Bu habere sevindiğimi söyleyemem. Askeri yönetimin ne getireceği belli değildi. Solun büyük bir kısmı, yıllardır mücadele ettikleri Süleyman Demirel’in Adalet Partisinden kurtulmanın sevinci içindeydiler. Bütün 1960’lı yıllar boyunca gençler, memurlar, işçiler, öğretmenler demokratik bir Türkiye için ayaktaydılar. 12 Mart Muhtırası ile şimdi bu mücadelenin mutlu sonucu mu alınıyordu?

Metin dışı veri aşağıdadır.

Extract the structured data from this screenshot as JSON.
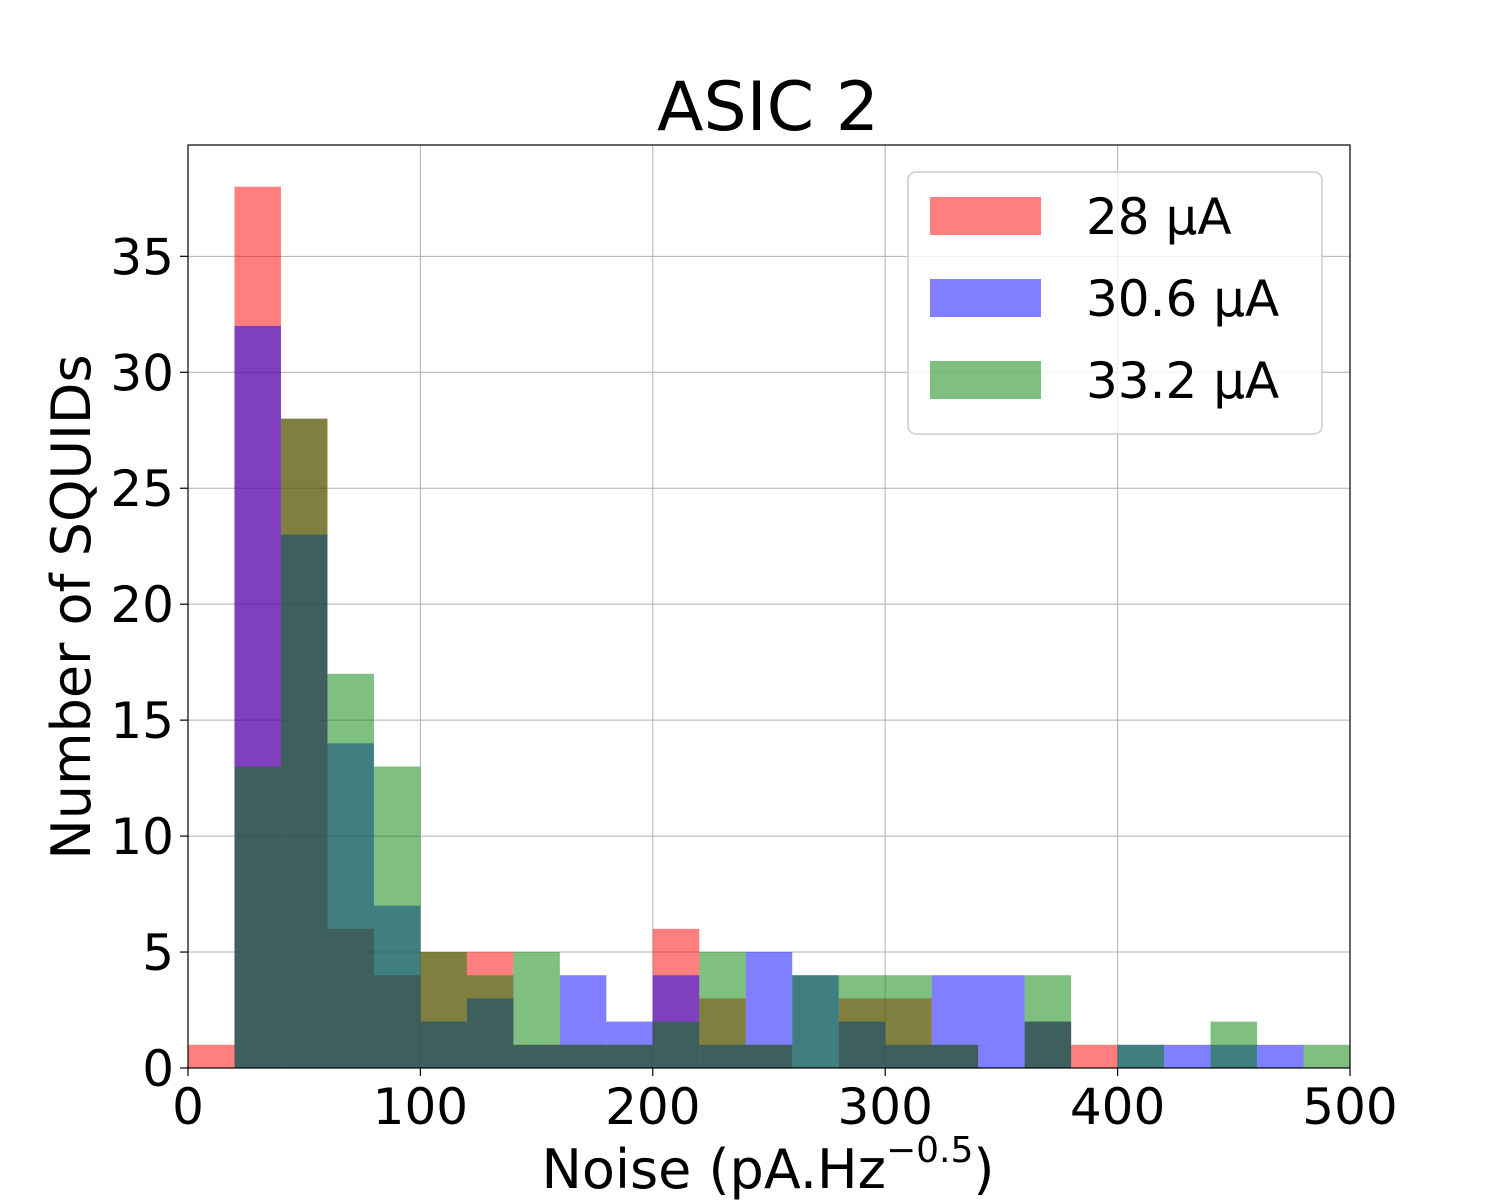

Hükümetin devrilip ordu denetiminde yeni bir hükümet kurulmasından umuda kapılmamakla birlikte, yeni hükümetin Selimiye’de beni bulup içeri tıkacağına ihtimal vermezdim. Hele 11’ler denen Attila Karaosmanoğlu gibi genç beyinlerin hükümette yer almasından, özellikle Şinasi Orel gibi reformcu bir akademisyenin Millî Eğitim Bakanı olduğunu öğrendikten sonra.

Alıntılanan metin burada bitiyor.